Lothar von Szidat (1892-1973), al igual que Manter, también era un helmintólogo especialista en trematodes digeneos. Su interés principal era la elaboración de una nueva manera de clasificar a los helmintos, que representara con exactitud los grupos naturales (Szidat, 1940; Klassen, 1992). El término más importante que introdujo Szidat fue “Altersresistenz”, que se puede traducir aproximadamente como “resistencia a la edad”. Este término fue utilizado para referirse al fenómeno de que los parásitos evolucionan más lentamente que sus hospedadores:
"En su opinión, este punto de vista requería que los parásitos fueran fuertemente específicos del hospedador, y que, de hecho, la especificidad en sí misma es un producto final del desarrollo que denominó "Altersresistenz". Reconoció que este concepto, aunque modificado, se originó con Sandground (1929). Esta Altersresistenz se expresaba tanto en la ontogenia como en la filogenia del hospedador. Para Szidat, el grado de especialización aumenta con la edad, y creyó que la ontogenia recapitula a la filogenia (recapitulación vonbaeriana)." (Klassen, 1992: 580)

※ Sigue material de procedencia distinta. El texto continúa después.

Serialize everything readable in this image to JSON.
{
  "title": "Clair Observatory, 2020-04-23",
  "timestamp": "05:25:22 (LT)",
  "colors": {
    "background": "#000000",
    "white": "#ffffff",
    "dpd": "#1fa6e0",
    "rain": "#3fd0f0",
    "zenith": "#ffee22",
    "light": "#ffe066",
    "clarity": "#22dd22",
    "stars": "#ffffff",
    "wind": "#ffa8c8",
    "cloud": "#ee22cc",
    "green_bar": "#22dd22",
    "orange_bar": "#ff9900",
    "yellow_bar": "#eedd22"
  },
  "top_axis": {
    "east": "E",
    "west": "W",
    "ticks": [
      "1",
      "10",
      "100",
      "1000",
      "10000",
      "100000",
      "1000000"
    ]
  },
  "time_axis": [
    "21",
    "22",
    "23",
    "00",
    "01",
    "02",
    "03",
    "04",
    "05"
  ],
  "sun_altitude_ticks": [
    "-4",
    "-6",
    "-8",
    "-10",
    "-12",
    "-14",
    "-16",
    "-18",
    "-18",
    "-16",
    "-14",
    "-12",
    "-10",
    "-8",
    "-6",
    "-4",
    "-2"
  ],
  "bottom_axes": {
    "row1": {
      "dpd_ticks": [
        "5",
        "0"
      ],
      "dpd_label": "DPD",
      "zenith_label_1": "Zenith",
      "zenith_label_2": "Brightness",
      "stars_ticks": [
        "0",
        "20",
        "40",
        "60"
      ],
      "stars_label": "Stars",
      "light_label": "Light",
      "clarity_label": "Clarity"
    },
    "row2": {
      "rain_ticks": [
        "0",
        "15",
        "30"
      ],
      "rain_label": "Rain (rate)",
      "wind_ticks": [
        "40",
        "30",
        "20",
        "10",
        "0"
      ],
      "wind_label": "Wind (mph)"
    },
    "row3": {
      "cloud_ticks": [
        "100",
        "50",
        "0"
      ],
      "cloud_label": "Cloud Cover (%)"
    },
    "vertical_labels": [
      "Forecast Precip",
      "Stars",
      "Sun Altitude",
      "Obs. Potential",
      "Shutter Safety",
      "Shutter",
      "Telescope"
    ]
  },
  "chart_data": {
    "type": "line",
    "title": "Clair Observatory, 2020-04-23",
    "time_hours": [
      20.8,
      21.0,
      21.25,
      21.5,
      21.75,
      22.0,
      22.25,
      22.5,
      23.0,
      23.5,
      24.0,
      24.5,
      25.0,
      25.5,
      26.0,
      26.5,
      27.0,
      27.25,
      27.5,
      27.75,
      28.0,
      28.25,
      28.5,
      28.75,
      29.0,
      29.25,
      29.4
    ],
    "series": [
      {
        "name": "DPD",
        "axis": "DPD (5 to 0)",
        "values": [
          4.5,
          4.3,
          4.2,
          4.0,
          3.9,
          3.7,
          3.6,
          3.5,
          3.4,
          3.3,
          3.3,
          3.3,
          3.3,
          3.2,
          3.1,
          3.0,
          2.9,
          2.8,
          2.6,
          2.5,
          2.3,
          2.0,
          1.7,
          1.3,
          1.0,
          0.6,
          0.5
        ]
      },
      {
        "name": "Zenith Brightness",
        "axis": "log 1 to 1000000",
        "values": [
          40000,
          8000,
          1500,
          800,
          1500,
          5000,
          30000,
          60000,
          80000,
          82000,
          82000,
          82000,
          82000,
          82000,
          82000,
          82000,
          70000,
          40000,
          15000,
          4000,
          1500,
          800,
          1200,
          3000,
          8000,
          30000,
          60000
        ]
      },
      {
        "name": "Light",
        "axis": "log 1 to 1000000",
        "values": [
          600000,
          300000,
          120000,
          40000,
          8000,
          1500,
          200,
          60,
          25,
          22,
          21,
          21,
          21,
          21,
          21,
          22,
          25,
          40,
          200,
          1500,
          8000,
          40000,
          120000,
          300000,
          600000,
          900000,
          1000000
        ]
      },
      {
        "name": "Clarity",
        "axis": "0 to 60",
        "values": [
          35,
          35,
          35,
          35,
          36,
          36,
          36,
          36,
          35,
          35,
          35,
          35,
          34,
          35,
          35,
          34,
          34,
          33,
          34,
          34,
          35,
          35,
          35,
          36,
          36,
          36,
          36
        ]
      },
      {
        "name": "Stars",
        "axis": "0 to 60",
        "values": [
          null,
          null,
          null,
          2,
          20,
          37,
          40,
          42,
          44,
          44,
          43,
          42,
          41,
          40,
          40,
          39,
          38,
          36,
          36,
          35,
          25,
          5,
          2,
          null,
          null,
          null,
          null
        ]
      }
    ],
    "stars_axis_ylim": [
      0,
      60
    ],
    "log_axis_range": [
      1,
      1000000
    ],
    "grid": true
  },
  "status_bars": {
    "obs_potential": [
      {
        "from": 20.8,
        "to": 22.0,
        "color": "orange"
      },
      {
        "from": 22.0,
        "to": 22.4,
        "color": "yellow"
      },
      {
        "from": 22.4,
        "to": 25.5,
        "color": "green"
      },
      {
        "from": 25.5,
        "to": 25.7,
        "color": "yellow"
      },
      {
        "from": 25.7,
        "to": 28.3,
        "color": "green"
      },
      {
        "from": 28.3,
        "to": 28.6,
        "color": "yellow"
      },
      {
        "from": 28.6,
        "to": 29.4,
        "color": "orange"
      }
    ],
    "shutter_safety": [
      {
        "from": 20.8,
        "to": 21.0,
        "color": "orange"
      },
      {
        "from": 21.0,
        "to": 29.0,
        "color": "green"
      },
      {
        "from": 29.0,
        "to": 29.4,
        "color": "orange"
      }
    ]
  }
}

Estas ideas llevaron a Szidat a formular una tesis que, años más tarde, Eichler denominaría "regla de Szidat". La tesis es que los hospedadores más primitivos, en términos evolutivos, son los que albergan a los parásitos más primitivos. De acuerdo con esta idea, los peces tienen parásitos más antiguos que los mamíferos, ya que los primeros surgieron mucho antes que los segundos. Los parásitos de los peces, por lo tanto, surgieron mucho antes que los parásitos de los mamíferos. Otra característica llamativa del lenguaje científico de Szidat es que aceptó, al igual que Metcalf, el concepto de ortogénesis:
"Con respecto a los mecanismos de especiación, Szidat reconoció tanto factores externos (es decir, la selección natural, el aislamiento) como internos (ortogénesis). De particular interés es su conclusión de que varios linajes de parásitos tienden a evolucionar paralelos entre sí debido a este impulso interno (ortogenético); y que, además, estos paralelismos, si no se reconocen como tales, tienden a llevar a los investigadores, erradamente, a sinonimizar especies porque las modificaciones paralelas se confundirían con las homologías." (Klassen, 1992: 580)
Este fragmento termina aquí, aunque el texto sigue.